The Encounter

Regisseur: Robert Conway
Drehbuch:
Robert Conway
Darsteller:
Clint James, Owen Conway, Megan Drust
Land: USA
Jahr: 2015
Genre: Horror, Sci-Fi
Laufzeit: ca. 85 Minuten
.

Darum geht’s:
Collin wird nackt und blutverschmiert von einem Sondereinsatzkommando im Wald gefunden. Was er zu berichten hat ist einfach unglaublich. Es geht um Außerirdische, die seine Freunde getötet haben und ihn auf ihr Schiff holten. Parallel dazu finden die Cops ein Band der toten Parkrangerin, die die Statien ihrer Infektion auf Videotagebuch festhielt.

Meinung:
Wow war der schlecht,… WOW!!! Und das liegt nur zur Hälfte am Found Footage Material.

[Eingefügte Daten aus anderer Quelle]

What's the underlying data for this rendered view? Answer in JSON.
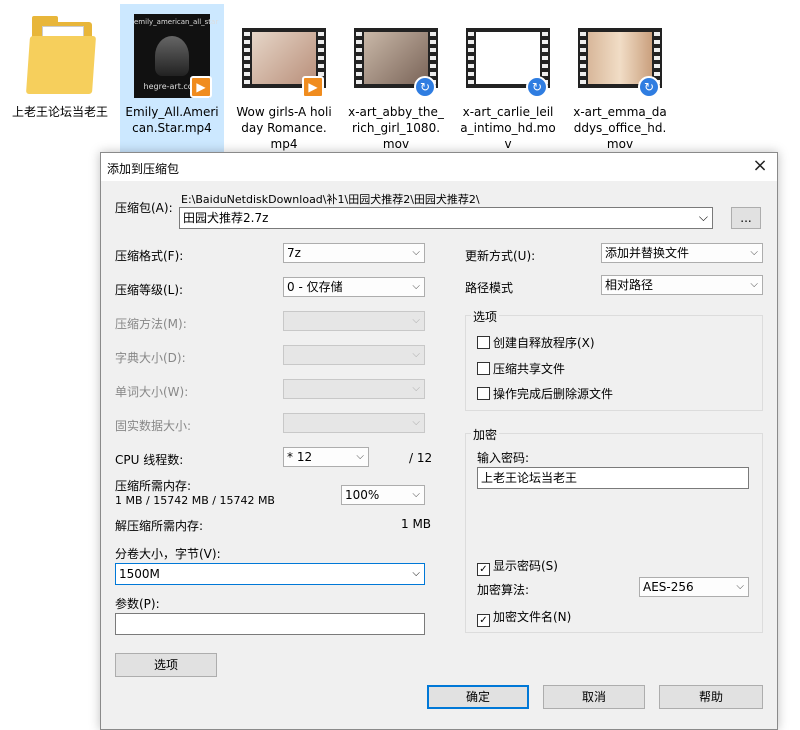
{
  "files": [
    {
      "name": "上老王论坛当老王",
      "type": "folder",
      "selected": false
    },
    {
      "name": "Emily_All.American.Star.mp4",
      "type": "video",
      "selected": true,
      "thumb_text": [
        "emily_american_all_star",
        "hegre-art.com"
      ]
    },
    {
      "name": "Wow girls-A holiday Romance.mp4",
      "type": "video",
      "selected": false
    },
    {
      "name": "x-art_abby_the_rich_girl_1080.mov",
      "type": "video",
      "selected": false
    },
    {
      "name": "x-art_carlie_leila_intimo_hd.mov",
      "type": "video",
      "selected": false
    },
    {
      "name": "x-art_emma_daddys_office_hd.mov",
      "type": "video",
      "selected": false
    }
  ],
  "dialog": {
    "title": "添加到压缩包",
    "close_icon": "×",
    "archive_label": "压缩包(A):",
    "archive_path": "E:\\BaiduNetdiskDownload\\补1\\田园犬推荐2\\田园犬推荐2\\",
    "archive_name": "田园犬推荐2.7z",
    "browse_label": "...",
    "format_label": "压缩格式(F):",
    "format_value": "7z",
    "level_label": "压缩等级(L):",
    "level_value": "0 - 仅存储",
    "method_label": "压缩方法(M):",
    "dict_label": "字典大小(D):",
    "word_label": "单词大小(W):",
    "solid_label": "固实数据大小:",
    "cpu_label": "CPU 线程数:",
    "cpu_value": "* 12",
    "cpu_total": "/ 12",
    "mem_comp_label": "压缩所需内存:",
    "mem_comp_value": "1 MB / 15742 MB / 15742 MB",
    "mem_percent": "100%",
    "mem_decomp_label": "解压缩所需内存:",
    "mem_decomp_value": "1 MB",
    "split_label": "分卷大小，字节(V):",
    "split_value": "1500M",
    "params_label": "参数(P):",
    "params_value": "",
    "options_button": "选项",
    "update_label": "更新方式(U):",
    "update_value": "添加并替换文件",
    "path_label": "路径模式",
    "path_value": "相对路径",
    "options_group": "选项",
    "opt_sfx": "创建自释放程序(X)",
    "opt_shared": "压缩共享文件",
    "opt_delete": "操作完成后删除源文件",
    "encrypt_group": "加密",
    "password_label": "输入密码:",
    "password_value": "上老王论坛当老王",
    "show_password": "显示密码(S)",
    "enc_method_label": "加密算法:",
    "enc_method_value": "AES-256",
    "encrypt_names": "加密文件名(N)",
    "ok_button": "确定",
    "cancel_button": "取消",
    "help_button": "帮助"
  }
}
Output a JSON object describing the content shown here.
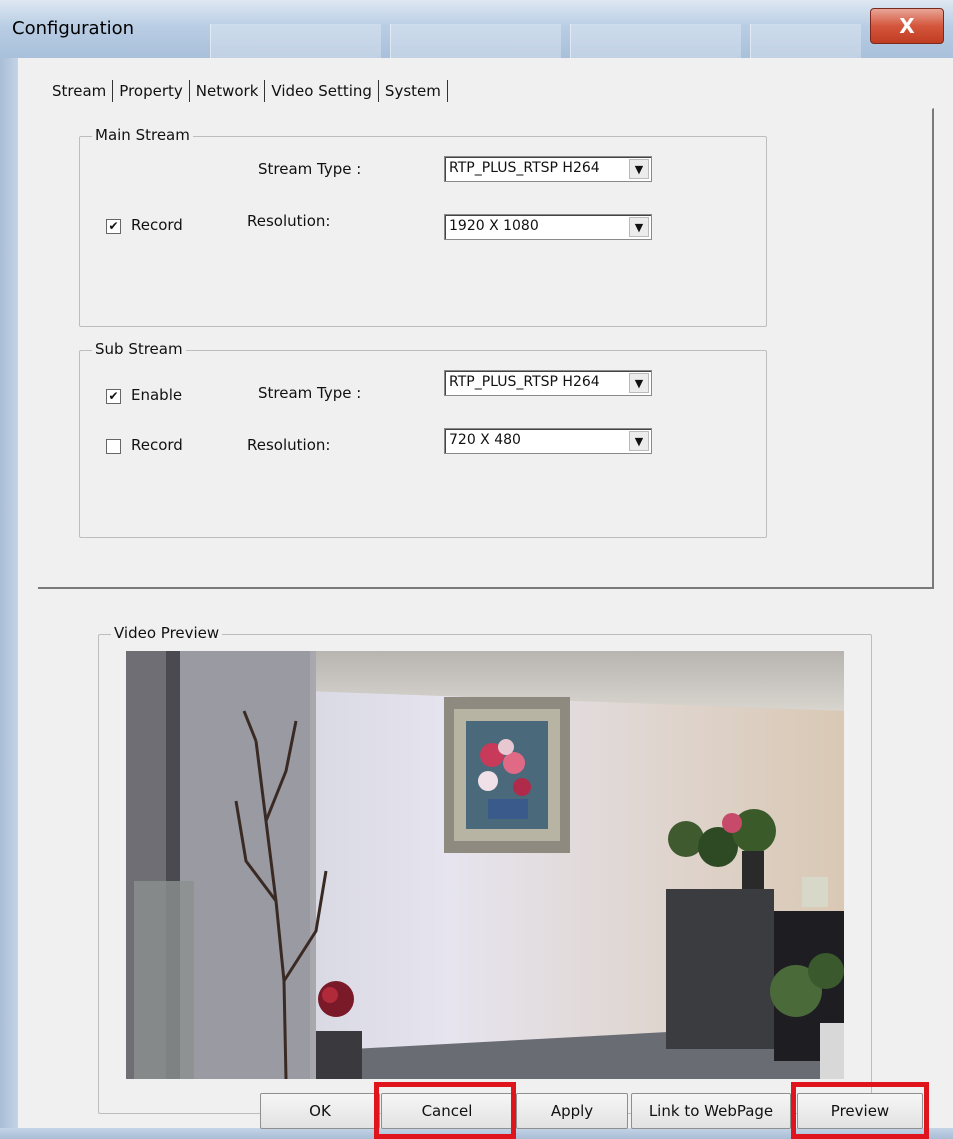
{
  "window": {
    "title": "Configuration",
    "close_glyph": "X"
  },
  "tabs": [
    {
      "label": "Stream",
      "active": true
    },
    {
      "label": "Property",
      "active": false
    },
    {
      "label": "Network",
      "active": false
    },
    {
      "label": "Video Setting",
      "active": false
    },
    {
      "label": "System",
      "active": false
    }
  ],
  "main_stream": {
    "legend": "Main Stream",
    "stream_type_label": "Stream Type :",
    "stream_type_value": "RTP_PLUS_RTSP H264",
    "record_label": "Record",
    "record_checked": true,
    "resolution_label": "Resolution:",
    "resolution_value": "1920 X 1080"
  },
  "sub_stream": {
    "legend": "Sub Stream",
    "enable_label": "Enable",
    "enable_checked": true,
    "stream_type_label": "Stream Type :",
    "stream_type_value": "RTP_PLUS_RTSP H264",
    "record_label": "Record",
    "record_checked": false,
    "resolution_label": "Resolution:",
    "resolution_value": "720 X 480"
  },
  "preview": {
    "legend": "Video Preview"
  },
  "buttons": {
    "ok": "OK",
    "cancel": "Cancel",
    "apply": "Apply",
    "link": "Link to WebPage",
    "preview": "Preview"
  },
  "check_glyph": "✔",
  "arrow_glyph": "▼",
  "colors": {
    "highlight": "#e0141c",
    "title_gradient": "#b9cde4"
  }
}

Unnnnd was hat der Typ mit der Axt auf dem Poster zu suchen? Ich erinnere mich nicht einmal an eine Axt!

In den ersten Minuten habe ich fast gedacht, dass es was werden könnte. Man lauscht mehreren Gesprächen über Funk, dass unbekannte Flugobjekte am Himmel aufgetaucht sind. Dann wird aber zu einer Gruppe kindischer Erwachsener geschalten und die Spannung ging den Bach runter.

Die Story ist nicht einmal so schlecht, aber das Drehbuch ist einfach mies. Belanglose Dialoge bzw. teilweise auch Monologe. Und die Krönung ist dann die gelangweilteste Synchronisation, die ich je gehört habe. Gut, jetzt kann ich mir vorstellen, dass der Originalton auch nicht gerade der Bringer war, denn wenn ich mir diese Nasen im Film alle so ansehe, haben die nicht wirklich etwas vor der Kamera zu suchen. Bestes Beispiel dafür ist folgende Dame, die allein mit ihrer Mimik eine Komödie aus dem angeblichen Horrorstreifen gemacht hat und zudem irgendwie an einen Softporno erinnert hat).

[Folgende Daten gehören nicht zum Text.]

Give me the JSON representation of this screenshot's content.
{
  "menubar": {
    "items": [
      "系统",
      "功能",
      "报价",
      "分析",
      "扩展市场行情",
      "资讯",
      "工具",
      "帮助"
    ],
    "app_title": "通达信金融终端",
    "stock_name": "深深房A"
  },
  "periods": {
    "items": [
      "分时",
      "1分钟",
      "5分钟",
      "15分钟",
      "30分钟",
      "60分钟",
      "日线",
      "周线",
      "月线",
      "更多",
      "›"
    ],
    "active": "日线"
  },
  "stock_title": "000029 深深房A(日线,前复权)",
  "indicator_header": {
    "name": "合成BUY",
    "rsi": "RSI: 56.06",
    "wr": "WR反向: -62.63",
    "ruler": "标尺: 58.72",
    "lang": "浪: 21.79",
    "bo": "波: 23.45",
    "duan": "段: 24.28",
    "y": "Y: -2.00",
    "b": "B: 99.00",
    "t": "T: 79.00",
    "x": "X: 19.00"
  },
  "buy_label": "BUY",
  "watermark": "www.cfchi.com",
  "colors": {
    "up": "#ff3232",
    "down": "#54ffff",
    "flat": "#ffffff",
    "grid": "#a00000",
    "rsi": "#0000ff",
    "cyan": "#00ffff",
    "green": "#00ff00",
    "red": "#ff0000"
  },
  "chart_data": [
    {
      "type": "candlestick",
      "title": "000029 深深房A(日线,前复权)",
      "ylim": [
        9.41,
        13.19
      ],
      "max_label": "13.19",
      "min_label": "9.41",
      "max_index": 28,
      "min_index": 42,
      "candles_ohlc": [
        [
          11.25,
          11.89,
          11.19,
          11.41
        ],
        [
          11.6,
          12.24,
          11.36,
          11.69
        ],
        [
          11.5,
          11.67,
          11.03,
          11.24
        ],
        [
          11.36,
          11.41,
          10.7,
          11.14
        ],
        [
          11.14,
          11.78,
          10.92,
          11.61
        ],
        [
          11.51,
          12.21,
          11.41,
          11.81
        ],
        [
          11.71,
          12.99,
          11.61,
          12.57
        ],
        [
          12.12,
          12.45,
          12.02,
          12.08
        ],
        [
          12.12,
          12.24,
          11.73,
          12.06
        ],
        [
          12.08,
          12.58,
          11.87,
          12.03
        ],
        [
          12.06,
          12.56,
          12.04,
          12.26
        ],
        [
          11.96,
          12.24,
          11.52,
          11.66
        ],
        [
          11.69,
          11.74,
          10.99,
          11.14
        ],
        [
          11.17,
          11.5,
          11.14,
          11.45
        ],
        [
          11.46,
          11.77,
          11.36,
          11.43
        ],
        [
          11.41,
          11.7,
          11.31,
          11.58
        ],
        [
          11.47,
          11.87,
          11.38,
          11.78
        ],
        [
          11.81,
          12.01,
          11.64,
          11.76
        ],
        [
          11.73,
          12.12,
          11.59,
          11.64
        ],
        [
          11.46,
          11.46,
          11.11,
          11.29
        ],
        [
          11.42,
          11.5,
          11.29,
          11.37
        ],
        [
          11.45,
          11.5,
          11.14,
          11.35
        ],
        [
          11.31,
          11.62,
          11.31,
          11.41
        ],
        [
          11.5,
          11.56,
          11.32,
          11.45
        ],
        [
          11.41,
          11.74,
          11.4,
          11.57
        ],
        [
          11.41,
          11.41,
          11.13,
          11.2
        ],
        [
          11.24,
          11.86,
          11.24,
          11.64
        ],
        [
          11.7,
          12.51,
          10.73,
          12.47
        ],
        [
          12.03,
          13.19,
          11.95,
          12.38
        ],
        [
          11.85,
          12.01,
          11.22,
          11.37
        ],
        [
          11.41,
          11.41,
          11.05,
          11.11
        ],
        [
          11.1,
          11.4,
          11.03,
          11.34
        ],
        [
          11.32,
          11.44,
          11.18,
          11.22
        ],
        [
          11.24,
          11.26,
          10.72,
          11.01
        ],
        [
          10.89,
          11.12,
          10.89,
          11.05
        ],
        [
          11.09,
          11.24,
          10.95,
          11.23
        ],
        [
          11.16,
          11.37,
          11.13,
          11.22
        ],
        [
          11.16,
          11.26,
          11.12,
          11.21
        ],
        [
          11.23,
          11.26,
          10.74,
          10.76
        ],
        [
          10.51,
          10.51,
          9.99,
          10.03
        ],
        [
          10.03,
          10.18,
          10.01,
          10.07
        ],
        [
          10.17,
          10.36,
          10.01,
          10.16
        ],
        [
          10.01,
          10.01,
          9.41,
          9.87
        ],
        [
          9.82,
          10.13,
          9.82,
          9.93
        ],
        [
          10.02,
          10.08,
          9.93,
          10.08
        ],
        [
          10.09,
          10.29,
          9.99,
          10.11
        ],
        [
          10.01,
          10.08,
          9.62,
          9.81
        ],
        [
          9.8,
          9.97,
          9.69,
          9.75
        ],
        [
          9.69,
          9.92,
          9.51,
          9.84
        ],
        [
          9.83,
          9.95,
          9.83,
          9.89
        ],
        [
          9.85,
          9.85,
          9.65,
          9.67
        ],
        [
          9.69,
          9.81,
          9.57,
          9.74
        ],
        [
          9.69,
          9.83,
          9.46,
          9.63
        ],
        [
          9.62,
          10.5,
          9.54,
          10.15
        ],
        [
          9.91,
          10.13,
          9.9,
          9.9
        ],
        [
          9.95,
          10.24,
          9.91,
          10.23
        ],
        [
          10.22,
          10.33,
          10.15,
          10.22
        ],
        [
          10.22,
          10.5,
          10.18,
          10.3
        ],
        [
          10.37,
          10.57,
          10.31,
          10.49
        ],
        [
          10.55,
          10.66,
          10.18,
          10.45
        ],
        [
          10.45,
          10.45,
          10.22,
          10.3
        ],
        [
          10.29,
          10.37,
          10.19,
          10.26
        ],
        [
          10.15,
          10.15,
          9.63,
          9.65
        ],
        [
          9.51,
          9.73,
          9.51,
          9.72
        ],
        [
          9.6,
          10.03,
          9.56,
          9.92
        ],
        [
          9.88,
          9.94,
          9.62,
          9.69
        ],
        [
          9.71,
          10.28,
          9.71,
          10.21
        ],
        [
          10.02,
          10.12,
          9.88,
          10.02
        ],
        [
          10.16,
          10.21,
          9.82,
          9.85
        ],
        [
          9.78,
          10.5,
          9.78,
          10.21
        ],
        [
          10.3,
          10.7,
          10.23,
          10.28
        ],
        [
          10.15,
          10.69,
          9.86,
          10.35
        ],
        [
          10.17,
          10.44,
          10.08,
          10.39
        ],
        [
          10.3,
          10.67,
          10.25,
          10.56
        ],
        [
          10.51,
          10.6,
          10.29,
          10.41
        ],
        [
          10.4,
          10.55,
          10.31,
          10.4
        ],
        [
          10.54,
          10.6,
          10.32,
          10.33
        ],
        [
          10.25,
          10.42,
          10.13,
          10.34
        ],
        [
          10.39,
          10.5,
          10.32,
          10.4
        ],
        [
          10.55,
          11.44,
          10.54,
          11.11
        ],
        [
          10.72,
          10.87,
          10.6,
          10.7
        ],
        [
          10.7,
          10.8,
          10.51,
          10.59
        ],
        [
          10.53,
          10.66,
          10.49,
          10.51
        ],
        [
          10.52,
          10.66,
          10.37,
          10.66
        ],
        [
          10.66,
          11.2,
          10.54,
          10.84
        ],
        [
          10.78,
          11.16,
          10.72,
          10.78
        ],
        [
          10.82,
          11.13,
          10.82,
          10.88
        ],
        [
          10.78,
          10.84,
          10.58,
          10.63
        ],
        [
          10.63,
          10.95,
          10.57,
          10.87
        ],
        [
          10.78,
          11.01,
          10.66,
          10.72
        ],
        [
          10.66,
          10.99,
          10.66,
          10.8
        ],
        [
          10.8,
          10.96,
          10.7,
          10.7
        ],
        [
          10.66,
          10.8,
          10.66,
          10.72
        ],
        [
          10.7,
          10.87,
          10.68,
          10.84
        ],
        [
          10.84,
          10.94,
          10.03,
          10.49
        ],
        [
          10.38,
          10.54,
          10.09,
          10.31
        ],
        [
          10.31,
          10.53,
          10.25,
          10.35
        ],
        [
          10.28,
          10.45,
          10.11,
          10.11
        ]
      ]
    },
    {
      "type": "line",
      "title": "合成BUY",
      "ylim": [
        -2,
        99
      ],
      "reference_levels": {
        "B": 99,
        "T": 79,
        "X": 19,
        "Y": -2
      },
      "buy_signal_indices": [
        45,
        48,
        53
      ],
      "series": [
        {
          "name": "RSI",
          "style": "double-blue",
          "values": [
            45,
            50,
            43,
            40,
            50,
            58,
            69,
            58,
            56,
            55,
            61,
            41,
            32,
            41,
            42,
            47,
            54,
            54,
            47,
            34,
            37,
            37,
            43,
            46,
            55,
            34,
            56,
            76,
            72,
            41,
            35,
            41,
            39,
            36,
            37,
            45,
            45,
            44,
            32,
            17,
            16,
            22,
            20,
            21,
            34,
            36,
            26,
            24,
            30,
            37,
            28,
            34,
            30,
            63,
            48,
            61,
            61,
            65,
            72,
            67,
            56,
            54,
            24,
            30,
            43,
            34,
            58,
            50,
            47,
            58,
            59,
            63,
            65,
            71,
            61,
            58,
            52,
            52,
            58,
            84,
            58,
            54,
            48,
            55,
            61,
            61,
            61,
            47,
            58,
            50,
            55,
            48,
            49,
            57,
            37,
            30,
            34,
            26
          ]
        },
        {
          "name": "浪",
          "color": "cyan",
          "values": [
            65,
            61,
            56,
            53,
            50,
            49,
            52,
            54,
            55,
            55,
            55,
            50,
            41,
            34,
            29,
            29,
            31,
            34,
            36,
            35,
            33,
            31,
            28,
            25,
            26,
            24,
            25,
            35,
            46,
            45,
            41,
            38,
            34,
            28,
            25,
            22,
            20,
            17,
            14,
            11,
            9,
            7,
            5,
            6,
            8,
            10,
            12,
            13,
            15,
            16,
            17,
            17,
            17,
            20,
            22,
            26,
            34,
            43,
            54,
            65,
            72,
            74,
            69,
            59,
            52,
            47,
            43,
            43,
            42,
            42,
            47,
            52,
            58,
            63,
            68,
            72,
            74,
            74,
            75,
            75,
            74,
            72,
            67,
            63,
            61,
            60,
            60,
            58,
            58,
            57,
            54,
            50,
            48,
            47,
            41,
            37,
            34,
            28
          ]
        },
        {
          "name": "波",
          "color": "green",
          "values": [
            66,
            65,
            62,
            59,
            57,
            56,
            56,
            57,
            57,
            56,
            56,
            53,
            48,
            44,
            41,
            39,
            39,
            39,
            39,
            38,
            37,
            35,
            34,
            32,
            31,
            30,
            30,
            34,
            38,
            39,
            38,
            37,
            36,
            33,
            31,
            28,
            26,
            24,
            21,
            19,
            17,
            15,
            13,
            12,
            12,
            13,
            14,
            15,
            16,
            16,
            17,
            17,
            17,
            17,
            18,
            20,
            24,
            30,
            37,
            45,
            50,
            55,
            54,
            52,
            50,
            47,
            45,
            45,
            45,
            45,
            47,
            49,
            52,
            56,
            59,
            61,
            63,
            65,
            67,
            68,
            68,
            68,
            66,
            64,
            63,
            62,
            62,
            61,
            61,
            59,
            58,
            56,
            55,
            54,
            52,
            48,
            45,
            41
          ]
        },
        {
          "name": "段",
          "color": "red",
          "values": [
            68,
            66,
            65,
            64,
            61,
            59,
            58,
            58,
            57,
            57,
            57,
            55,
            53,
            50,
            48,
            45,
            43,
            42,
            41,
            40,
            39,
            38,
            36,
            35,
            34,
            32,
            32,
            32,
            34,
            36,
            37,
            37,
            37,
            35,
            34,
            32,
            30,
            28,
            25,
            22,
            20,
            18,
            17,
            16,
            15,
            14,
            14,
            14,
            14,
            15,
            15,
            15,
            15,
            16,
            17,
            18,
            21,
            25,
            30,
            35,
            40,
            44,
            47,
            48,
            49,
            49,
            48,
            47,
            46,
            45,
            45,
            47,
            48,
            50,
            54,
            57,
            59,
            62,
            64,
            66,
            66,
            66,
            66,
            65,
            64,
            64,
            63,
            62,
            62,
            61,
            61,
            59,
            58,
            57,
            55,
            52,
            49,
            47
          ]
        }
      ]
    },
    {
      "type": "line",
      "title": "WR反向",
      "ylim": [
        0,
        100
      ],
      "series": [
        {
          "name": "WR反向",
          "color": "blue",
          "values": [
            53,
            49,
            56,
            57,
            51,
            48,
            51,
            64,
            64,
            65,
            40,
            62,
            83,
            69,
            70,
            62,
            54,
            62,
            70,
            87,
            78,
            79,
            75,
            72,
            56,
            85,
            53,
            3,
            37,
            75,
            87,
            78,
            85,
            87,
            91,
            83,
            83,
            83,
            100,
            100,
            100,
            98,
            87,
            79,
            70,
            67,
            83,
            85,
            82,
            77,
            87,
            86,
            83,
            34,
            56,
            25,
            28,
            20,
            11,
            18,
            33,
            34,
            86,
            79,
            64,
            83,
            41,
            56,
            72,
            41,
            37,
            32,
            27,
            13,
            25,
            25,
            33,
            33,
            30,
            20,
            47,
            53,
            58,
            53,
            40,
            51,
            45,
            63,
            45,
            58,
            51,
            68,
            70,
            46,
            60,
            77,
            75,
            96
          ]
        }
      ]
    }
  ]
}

Nachdem diese Tante also infiziert und weg vom Fenster war, wird man mittels Handkamera in das Geschehen von drei verschiedenen Szenarien gestoßen. Eine dabei dümmer als die andere. Den Abschuss macht dabei ein Jägerpärchen:
Der eine wird, warum auch immer, von irgendwas attackiert, das man nicht sehen kann. Danach baut der andere wie im Wahn ein Zeichen für die Außerirdischen und erklärt nach getaner Arbeit: „Ich habe bestanden. Ich habe es fertig gebaut. Ich habe versagt.“ Hähhh??? Wussten die Drehbuchautoren nichts dümmeres? Davon abgesehen, dass es keinen Sinn ergibt, ist es einfach nur bescheuert.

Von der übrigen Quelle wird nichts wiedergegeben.